To make things even more complicated, some Christian writers have interpreted “Frozen” as a religious allegory, prompting National Catholic Register critic Steven A. Greydanus to write a post entitled “How Christian Is Disney’s ‘Frozen’? (Not very.)” Although Skaggs backed down under criticism from seeing an explicit wink to same-sex coupledom in the film, Greydanus does see it: His followup post, “How Gay Is Disney’s ‘Frozen’?” could be subtitled “(Maybe a little?”).
So where, other than confused, does this leave us? With a movie that, as I’ve argued before, is too confused about what it is to put forth any coherent agenda. And also a story that is so vague in its definition of “difference” that it can be interpreted to be almost anything. Much of Skaggs’ interpretation follows naturally from the equation of Elsa’s frosty powers with same-sex marriage, but she provides no evidence, or even an argument, for making that equation. In her world — and, as Renshaw points out, these days, we often stick to our own ideologically homogeneous universes — it doesn’t need arguing. You just know, in the same way that Kevin Swanson takes for granted that pushing a rebellious message is anti-Christian by default. (Perhaps I’m overlooking the part of the Gospels where Jesus politely did everything the Romans asked of him.)
Fairy tales are open-ended by nature. Although “Frozen” bears little resemblance to “The Snow Queen,” the Hans Christian Andersen story which very loosely inspired it, it’s written in archetypes (or, less charitably, cliches). Overprotective parents: check. Rebellious daughter who both yearns and fears showing her true self to the world: check. The movie tweaks and cross-breeds some of its stock elements, but it doesn’t create new ones, which means that not all the pieces fit smoothly together. In some ways, this is a strength, especially from a commercial point of view: You don’t get to a billion dollars worldwide by tying your film to a narrowly tailored message.

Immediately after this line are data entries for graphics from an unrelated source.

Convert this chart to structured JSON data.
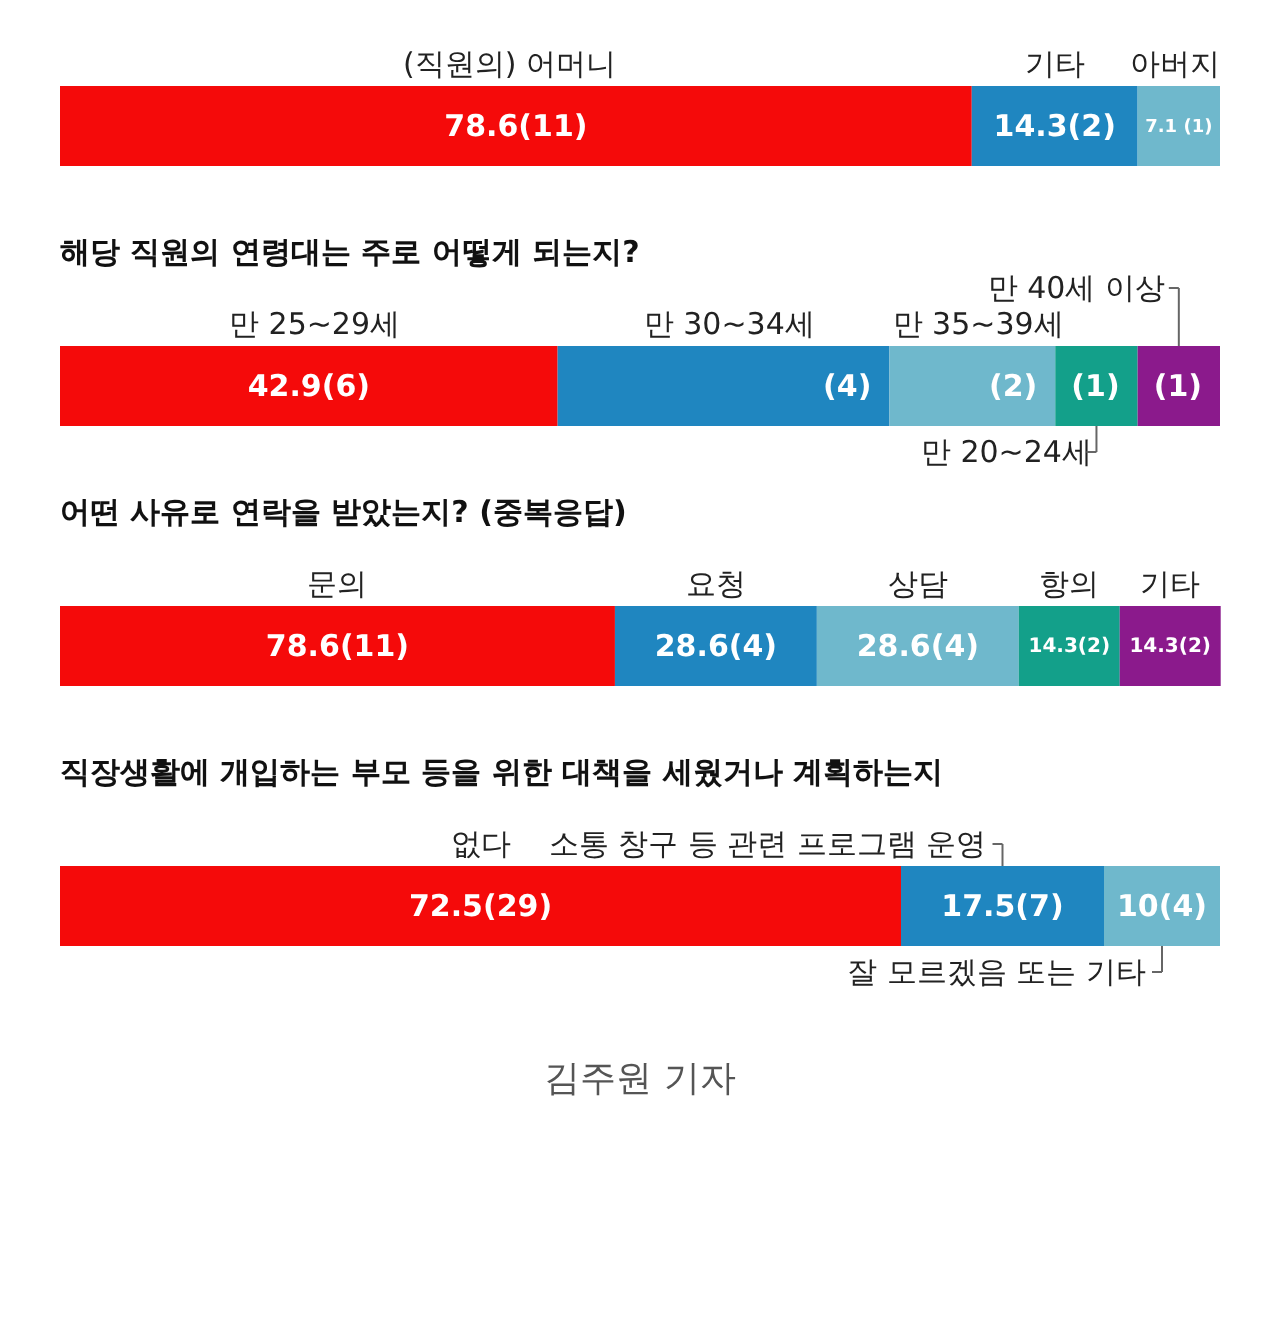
{
  "chart_data": [
    {
      "type": "bar",
      "orientation": "horizontal",
      "stacked": true,
      "categories": [
        null
      ],
      "xlim": [
        0,
        100
      ],
      "tick_labels": false,
      "legend": false,
      "series": [
        {
          "name": "(직원의) 어머니",
          "color": "#f50a0a",
          "values": [
            78.6
          ],
          "value_labels": [
            "78.6(11)"
          ]
        },
        {
          "name": "기타",
          "color": "#1f86c0",
          "values": [
            14.3
          ],
          "value_labels": [
            "14.3(2)"
          ]
        },
        {
          "name": "아버지",
          "color": "#6fb8cc",
          "values": [
            7.1
          ],
          "value_labels": [
            "7.1 (1)"
          ]
        }
      ]
    },
    {
      "type": "bar",
      "orientation": "horizontal",
      "stacked": true,
      "title": "해당 직원의 연령대는 주로 어떻게 되는지?",
      "categories": [
        null
      ],
      "xlim": [
        0,
        100
      ],
      "tick_labels": false,
      "legend": false,
      "series": [
        {
          "name": "만 25~29세",
          "color": "#f50a0a",
          "values": [
            42.9
          ],
          "value_labels": [
            "42.9(6)"
          ]
        },
        {
          "name": "만 30~34세",
          "color": "#1f86c0",
          "values": [
            28.6
          ]
        },
        {
          "name": "만 35~39세",
          "color": "#6fb8cc",
          "values": [
            14.3
          ]
        },
        {
          "name": "만 20~24세",
          "color": "#13a08a",
          "values": [
            7.1
          ]
        },
        {
          "name": "만 40세 이상",
          "color": "#8b1a8c",
          "values": [
            7.1
          ]
        }
      ],
      "annotations": [
        {
          "text": "(4)",
          "x": 71.5
        },
        {
          "text": "(2)",
          "x": 85.8
        },
        {
          "text": "(1)",
          "x": 92.9
        },
        {
          "text": "(1)",
          "x": 100.0
        }
      ]
    },
    {
      "type": "bar",
      "orientation": "horizontal",
      "stacked": true,
      "title": "어떤 사유로 연락을 받았는지? (중복응답)",
      "categories": [
        null
      ],
      "xlim": [
        0,
        164.3
      ],
      "tick_labels": false,
      "legend": false,
      "series": [
        {
          "name": "문의",
          "color": "#f50a0a",
          "values": [
            78.6
          ],
          "value_labels": [
            "78.6(11)"
          ]
        },
        {
          "name": "요청",
          "color": "#1f86c0",
          "values": [
            28.6
          ],
          "value_labels": [
            "28.6(4)"
          ]
        },
        {
          "name": "상담",
          "color": "#6fb8cc",
          "values": [
            28.6
          ],
          "value_labels": [
            "28.6(4)"
          ]
        },
        {
          "name": "항의",
          "color": "#13a08a",
          "values": [
            14.3
          ],
          "value_labels": [
            "14.3(2)"
          ]
        },
        {
          "name": "기타",
          "color": "#8b1a8c",
          "values": [
            14.3
          ],
          "value_labels": [
            "14.3(2)"
          ]
        }
      ]
    },
    {
      "type": "bar",
      "orientation": "horizontal",
      "stacked": true,
      "title": "직장생활에 개입하는 부모 등을 위한 대책을 세웠거나 계획하는지",
      "categories": [
        null
      ],
      "xlim": [
        0,
        100
      ],
      "tick_labels": false,
      "legend": false,
      "annotations": [
        "김주원 기자"
      ],
      "series": [
        {
          "name": "없다",
          "color": "#f50a0a",
          "values": [
            72.5
          ],
          "value_labels": [
            "72.5(29)"
          ]
        },
        {
          "name": "소통 창구 등 관련 프로그램 운영",
          "color": "#1f86c0",
          "values": [
            17.5
          ],
          "value_labels": [
            "17.5(7)"
          ]
        },
        {
          "name": "잘 모르겠음 또는 기타",
          "color": "#6fb8cc",
          "values": [
            10
          ],
          "value_labels": [
            "10(4)"
          ]
        }
      ]
    }
  ]
}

But it also leaves “Frozen” open to interpretation(s). It isn’t like Bryan Singer’s X-Men movies, whose coded coming-out scenes clearly tie its heroes’ genetic difference and outcast status to homosexuality. Elsa’s difference is just that: difference. Although her inability to control her emotions, and therefore her powers, is tied to the trauma of her parents’ death — and, subsequently, the weight of caring for both her younger sister and her kingdom — her powers predate the accident. (We’re explicitly told she was born with them, not cursed.) As Greydanus points out, there’s no ideological interpretation of Elsa’s powers themselves that really holds: What is it that, when we lose control of our emotions, turns others hearts to ice?
In essence, “Frozen” is an interpretative vacuum, less a Rorschach test than a half-finished sketch that invites viewers to complete it any way they choose. You want it to be about a gay teenager proudly owning her sexuality? Great. Two sisters casting off the yoke of patriarchy and taking strength from their love for each other? Why not. None of these interpretations fits exactly, but more importantly, they don’t not fit. It can be almost anything you want — including, in my household, a way of teaching my four-year-old daughter about the importance of expressing her feelings, and more importantly a lesson in the joys of screen musicals and contrapuntal duets. The problem lies in foisting one ironclad interpretation upon the film and then praising or damning it for its point of view, without acknowledging that the argument says much more about the person making it than “Frozen” itself.